No es suficiente, Rosseti. El recuerdo sigue siendo trágico y doliente, seguirá presente hasta la muerte. Entonces, ¿la única solución es perecer para que el olvido se realice? John Barlas tiene la respuesta en su poesía.

¡Olvido! ¿No es un nombre de la muerte?
No, no es la muerte del Leteo su más triste nombre,
Es la muerte que crece hora tras hora dentro de nosotros,
Muerte que penetra lenta en nuestra mente, el aliento
Del alma en retroceso se permite una sentencia:
Hoy soy el mismo que fui ayer,
Engaño, pues sus pensamientos
Huyen como el humo de las llamas,
Y como un manto de rocío extinguen su dolor.
Cambiante es el río, aunque las olas permanecen,
Sus rocas nunca se adormecen
En las caricias de la espuma.
Cambiante es el río. Se ha ido hacia la fuente,
Junto con el sueño del ayer y la fortuna del estío,
Los pensamientos del corazón ya no regresarán”.
Quizá tengas razón Barlas, el olvido es una de las formas más crueles de la muerte; un paulatino desaparecer del universo, como un agujero negro que poco a poco absorbe rostros, amores, desdichas. Lo que necesito es olvidar su recuerdo para poder llegar al amanecer y poder decir “Sobreviví a la noche” como lo hizo Emily Dickinson en su poema homónimo.

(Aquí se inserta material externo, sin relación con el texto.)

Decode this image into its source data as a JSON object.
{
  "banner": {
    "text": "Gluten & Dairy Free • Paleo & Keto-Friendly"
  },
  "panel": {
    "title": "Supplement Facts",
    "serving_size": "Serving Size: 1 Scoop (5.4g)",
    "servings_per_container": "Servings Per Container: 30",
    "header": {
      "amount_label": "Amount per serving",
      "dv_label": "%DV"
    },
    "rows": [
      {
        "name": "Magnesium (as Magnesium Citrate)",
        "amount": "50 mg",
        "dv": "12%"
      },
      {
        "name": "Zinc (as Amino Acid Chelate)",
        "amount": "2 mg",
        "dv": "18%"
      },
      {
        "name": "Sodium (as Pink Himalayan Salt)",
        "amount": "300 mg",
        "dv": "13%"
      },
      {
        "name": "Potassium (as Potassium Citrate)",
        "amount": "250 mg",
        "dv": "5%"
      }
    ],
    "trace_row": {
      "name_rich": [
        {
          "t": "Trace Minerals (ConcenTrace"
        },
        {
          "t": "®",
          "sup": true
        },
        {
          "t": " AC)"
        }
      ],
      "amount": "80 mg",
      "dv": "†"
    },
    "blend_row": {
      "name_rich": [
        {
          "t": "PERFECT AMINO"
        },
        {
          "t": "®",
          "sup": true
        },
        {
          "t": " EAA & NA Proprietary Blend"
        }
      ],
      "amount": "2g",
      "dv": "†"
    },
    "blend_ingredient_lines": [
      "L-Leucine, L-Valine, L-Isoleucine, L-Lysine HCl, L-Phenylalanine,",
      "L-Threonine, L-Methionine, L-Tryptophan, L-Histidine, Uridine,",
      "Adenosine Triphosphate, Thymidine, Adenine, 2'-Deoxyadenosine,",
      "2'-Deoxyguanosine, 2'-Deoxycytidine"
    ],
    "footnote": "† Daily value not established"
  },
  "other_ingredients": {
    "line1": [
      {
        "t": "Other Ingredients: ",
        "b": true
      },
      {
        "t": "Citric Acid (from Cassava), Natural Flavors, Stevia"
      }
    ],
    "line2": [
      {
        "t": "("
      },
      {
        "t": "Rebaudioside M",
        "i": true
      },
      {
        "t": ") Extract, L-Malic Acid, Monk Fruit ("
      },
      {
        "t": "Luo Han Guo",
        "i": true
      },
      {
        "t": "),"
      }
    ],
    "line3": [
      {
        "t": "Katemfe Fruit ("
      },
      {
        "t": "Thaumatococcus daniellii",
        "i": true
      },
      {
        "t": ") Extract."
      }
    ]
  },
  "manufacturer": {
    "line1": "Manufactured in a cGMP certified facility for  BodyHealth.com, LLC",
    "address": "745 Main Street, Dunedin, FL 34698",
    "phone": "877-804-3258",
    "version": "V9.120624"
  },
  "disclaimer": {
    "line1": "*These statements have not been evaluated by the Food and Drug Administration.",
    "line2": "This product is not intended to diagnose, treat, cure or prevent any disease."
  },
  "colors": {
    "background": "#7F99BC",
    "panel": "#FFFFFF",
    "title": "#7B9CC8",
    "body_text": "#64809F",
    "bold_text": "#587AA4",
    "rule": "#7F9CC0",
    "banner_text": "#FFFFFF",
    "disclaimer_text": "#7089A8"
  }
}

“De algún modo sobreviví la noche
y entré en el día.
Al salvado le basta su salvación
aunque no sepa el cómo.
Así tomo mi lugar entre los vivos,
como alguien me escoltase,
candidata al azar de la mañana
pero citada con los muertos”.
–
Para superar el pasado hay que olvidar o dicho con otras palabras, hay que matar. La Maga nunca murió dentro de la novela “Rayuela”, sólo fue olvidada por Oliveira. Hay que hacer lo mismo con todos los recuerdos que regresan por venganza , de lo contrario nunca sobreviviremos a las noches de lluvia y soledad.